11 Serpentis

Observation data Epoch J2000 Equinox ICRS
- Constellation: Serpens
- Right ascension: 15^{h} 32^{m} 57.93765^{s}
- Declination: −01° 11′ 11.0412″
- Apparent magnitude (V): 5.497

Characteristics
- Evolutionary stage: horizontal branch
- Spectral type: K0 III
- B−V color index: 1.092

Astrometry
- Radial velocity (R_{v}): −16.1±2.8 km/s
- Proper motion (μ): RA: −17.765 mas/yr Dec.: −42.217 mas/yr
- Parallax (π): 12.0563±0.1290 mas
- Distance: 271 ± 3 ly (82.9 ± 0.9 pc)
- Absolute magnitude (M_{V}): 0.83

Details
- Mass: 1.27±0.35 M_{☉}
- Radius: 11 R_{☉}
- Luminosity: 50 L_{☉}
- Surface gravity (log g): 2.48±0.11 cgs
- Temperature: 4,767±92 K
- Metallicity [Fe/H]: −0.13 dex
- Age: 2.75+0.88 −0.66 Gyr
- Other designations: A^{1} Ser, 11 Ser, BD−00°2982, FK5 3226, GC 20896, HD 138562, HIP 76133, HR 5772, SAO 140596

Database references
- SIMBAD: data

= 11 Serpentis =

Star in the constellation Serpens

11 Serpentis is a single star in the constellation of Serpens, located 271 light years away from the Sun. It has the Bayer designation A^{1} Serpentis, 11 Serpentis is the Flamsteed designation. This object is visible to the naked eye as a faint, orange-hued star with an apparent visual magnitude of 5.497. It is moving closer to the Earth with a heliocentric radial velocity of −16 km/s.

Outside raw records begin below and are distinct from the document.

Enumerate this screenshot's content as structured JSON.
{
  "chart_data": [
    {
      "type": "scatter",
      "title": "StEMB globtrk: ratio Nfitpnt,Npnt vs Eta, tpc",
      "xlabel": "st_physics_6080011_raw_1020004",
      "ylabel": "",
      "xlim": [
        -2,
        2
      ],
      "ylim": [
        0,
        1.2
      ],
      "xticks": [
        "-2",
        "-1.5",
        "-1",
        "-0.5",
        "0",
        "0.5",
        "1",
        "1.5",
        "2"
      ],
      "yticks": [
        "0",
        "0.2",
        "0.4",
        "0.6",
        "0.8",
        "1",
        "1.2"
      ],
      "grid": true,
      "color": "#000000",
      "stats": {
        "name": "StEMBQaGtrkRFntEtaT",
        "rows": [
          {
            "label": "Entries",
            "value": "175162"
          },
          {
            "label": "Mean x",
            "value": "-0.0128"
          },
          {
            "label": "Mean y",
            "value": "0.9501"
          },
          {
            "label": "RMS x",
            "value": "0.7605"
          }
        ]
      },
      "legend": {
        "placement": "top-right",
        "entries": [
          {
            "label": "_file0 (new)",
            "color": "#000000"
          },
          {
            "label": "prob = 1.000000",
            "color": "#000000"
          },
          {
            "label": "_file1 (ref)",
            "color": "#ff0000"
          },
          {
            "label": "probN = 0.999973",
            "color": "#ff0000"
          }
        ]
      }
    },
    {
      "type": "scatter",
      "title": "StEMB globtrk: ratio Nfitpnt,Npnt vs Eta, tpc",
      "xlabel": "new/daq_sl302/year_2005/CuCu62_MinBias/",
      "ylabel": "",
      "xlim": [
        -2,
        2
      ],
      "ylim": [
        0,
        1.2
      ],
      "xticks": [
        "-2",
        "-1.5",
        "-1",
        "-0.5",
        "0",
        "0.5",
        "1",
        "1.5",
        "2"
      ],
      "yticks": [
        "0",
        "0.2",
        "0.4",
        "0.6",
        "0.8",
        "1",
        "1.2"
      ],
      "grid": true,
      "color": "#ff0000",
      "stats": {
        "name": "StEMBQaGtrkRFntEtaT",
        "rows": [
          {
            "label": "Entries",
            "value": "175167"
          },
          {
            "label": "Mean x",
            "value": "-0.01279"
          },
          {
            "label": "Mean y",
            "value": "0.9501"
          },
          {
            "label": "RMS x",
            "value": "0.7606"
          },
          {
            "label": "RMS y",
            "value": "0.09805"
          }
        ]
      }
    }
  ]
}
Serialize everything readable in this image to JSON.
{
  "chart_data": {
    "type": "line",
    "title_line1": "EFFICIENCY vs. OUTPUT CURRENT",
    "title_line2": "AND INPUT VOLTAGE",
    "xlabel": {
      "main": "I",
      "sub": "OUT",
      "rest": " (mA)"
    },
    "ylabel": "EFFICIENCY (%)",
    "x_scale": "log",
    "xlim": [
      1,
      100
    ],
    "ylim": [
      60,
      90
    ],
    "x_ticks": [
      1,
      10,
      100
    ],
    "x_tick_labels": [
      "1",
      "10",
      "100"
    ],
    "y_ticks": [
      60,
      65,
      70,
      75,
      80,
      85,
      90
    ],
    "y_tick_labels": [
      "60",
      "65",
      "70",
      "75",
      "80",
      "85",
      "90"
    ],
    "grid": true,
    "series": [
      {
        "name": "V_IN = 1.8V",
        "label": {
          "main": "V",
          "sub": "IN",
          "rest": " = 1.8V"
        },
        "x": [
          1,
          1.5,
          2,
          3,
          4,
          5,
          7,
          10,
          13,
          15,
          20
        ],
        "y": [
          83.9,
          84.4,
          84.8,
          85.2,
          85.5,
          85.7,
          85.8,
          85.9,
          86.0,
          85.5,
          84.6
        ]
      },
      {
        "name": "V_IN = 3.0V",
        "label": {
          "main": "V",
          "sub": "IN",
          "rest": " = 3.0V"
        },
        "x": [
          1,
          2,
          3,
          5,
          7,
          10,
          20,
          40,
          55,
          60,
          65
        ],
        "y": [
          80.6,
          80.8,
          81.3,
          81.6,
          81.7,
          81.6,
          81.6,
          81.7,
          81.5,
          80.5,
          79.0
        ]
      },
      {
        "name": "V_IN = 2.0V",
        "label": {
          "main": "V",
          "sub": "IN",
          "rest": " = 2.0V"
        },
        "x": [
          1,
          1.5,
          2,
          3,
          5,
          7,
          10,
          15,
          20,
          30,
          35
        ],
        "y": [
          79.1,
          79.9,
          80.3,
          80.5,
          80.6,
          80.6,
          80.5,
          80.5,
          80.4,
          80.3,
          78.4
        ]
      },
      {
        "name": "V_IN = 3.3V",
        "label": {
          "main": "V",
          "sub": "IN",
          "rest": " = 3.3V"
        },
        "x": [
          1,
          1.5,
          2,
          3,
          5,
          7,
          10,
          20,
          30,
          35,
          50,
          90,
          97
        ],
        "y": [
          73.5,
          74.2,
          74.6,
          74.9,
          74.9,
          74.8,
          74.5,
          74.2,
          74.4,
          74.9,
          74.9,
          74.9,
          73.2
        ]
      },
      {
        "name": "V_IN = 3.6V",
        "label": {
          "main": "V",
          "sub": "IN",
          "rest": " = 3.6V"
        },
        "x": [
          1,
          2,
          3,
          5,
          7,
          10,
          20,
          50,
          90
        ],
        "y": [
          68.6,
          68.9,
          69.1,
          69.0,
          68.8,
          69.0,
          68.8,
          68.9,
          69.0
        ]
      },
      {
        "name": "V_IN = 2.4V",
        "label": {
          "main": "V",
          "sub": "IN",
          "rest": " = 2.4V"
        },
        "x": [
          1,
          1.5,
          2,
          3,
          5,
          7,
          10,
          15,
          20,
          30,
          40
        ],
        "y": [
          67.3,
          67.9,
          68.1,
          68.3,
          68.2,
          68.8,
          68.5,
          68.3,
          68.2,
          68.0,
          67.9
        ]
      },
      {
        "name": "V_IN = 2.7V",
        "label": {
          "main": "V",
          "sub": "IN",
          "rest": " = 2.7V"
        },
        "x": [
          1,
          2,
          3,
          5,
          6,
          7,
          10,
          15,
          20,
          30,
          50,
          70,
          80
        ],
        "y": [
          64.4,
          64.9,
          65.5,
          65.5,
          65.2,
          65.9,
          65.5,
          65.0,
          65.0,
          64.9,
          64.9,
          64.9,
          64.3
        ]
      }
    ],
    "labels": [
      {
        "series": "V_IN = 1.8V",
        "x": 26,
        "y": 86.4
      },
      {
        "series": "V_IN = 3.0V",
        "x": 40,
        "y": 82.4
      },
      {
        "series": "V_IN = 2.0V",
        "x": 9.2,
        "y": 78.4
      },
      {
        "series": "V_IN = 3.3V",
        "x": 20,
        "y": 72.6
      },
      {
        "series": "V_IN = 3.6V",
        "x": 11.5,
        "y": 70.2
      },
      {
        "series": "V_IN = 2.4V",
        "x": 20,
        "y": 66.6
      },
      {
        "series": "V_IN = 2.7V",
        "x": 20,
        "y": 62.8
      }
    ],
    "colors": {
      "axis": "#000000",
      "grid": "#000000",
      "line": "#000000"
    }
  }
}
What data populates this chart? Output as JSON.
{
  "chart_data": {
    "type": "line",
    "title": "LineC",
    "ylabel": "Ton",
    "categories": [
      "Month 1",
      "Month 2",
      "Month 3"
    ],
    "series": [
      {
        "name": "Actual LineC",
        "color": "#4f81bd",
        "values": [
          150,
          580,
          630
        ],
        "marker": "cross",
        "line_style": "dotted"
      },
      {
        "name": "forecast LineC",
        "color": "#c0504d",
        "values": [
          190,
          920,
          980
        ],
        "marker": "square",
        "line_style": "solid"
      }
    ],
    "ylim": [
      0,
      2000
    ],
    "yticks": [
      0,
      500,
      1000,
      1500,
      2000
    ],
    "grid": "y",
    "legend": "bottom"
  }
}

This is an aging giant star with a stellar classification of K0 III, a star that has used up its core hydrogen and has expanded. It is a red clump giant on the horizontal branch, which indicates it is generating energy through the fusion of helium at its core. 11 Serpentis is 2.75 billion years old with 1.3 times the mass of the Sun and has 11 times the Sun's radius. It is radiating 50 times the Sun's luminosity from its enlarged photosphere at an effective temperature of 4,767 K.